In an article by Soutik Biswas “Why India's sanitation crisis kills women” (BBC News India, 30 May 2014), it was claimed that “Several studies have shown that women without toilets at home are vulnerable to sexual violence when travelling to and from public facilities or open fields. [...]“. One mother told researchers, “We have had one-on-one fights with thugs in order to save our daughters from getting raped. It then becomes a fight that either you [the thug] kill me to get to my daughter, or you back off.”


This courageous behaviour of mothers fighting for her girls at the risk of their own lives reminds one of the śaśī-sarpa-nyāya (“the bunny and the snake”), known to some by hearsay only, but not (yet) traceable. The generalization here lies certainly in the fact that a (physically weaker) female (śaśī) effectively fights a (physically stronger) male (sarpa). The latter would be the aggressor(s), the victim(s) the (female) bunny and/or her young.


The rare feminine formation śaśī causes no real trouble, as occurrences of the word are anyway testified in the Mokṣopāya (VI.34.103) and in Ratnākaraśānti’s Vidagdhavismāpana (175) [written communication by Roland Steiner].

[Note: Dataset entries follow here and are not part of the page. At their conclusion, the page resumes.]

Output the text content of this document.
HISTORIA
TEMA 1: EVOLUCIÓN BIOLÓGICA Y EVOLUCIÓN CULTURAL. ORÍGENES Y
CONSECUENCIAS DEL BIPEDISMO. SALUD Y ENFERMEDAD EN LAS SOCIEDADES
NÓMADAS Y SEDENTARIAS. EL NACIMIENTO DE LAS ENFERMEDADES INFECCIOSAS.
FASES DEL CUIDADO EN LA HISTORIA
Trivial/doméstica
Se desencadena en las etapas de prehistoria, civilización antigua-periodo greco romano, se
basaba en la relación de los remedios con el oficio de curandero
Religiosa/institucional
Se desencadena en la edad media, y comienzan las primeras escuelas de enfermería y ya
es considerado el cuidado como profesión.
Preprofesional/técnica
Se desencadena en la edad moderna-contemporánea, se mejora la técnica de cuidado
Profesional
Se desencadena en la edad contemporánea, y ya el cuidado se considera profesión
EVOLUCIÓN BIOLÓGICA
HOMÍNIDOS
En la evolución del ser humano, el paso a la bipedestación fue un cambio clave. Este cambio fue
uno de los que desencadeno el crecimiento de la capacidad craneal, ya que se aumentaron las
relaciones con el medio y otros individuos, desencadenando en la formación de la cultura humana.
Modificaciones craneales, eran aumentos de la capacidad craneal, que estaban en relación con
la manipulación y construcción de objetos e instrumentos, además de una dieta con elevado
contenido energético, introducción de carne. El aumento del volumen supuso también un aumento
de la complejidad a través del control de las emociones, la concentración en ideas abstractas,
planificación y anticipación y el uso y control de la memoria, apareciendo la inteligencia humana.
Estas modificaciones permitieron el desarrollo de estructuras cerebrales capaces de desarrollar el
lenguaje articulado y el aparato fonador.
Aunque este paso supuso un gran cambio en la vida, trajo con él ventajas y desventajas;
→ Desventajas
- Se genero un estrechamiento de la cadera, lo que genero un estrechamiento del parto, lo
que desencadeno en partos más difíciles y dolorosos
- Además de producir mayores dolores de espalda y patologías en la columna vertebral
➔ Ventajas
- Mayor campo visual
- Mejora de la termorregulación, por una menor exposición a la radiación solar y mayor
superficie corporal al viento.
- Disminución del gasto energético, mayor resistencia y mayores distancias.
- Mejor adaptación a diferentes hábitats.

In connection of the very idea behind this nyāya, I should also like to add that Gandhi could indeed have been aware of a similar popular maxim, as he refers explicitly to “the violence of the mouse against the cat, writing that


“A girl who attacks her assailant with her nails, if she has grown them, or with her teeth, if she has them [? W.S.], is almost non-violent (...). Her violence is the violence of the mouse against the cat.“ (Harijan, 08-09-1940).


On the other hand, Gandhi had

(...) always held that it is physically impossible to violate a woman against her will. (…) If she cannot meet the assailant’s physical might, her purity will give her the strength to die before he succeeds in violating her. (…) I know that women are capable of throwing away their lives for a much lesser purpose.” (Harijan, 25-08-1940).


The statement in the last paragraph, only cited for its somewhat conflicting character with the first one, would, if further pursued, however lead into an entirely different matter, better not to be touched.


I would be fully satisfied if someone among this learned community could contribute to the mysterious śaśīsarpanyāya, on- or off-list.

 

Thanking you,

WS

 
-----------------------------
Prof. Dr. Walter Slaje
Hermann-Löns-Str. 1
D-99425 Weimar
Deutschland

Ego ex animi mei sententia spondeo ac polliceor

studia humanitatis impigro labore culturum et provecturum

non sordidi lucri causa nec ad vanam captandam gloriam,

sed quo magis veritas propagetur et lux eius, qua salus

humani generis continetur, clarius effulgeat.

Vindobonae, die XXI. mensis Novembris MCMLXXXIII.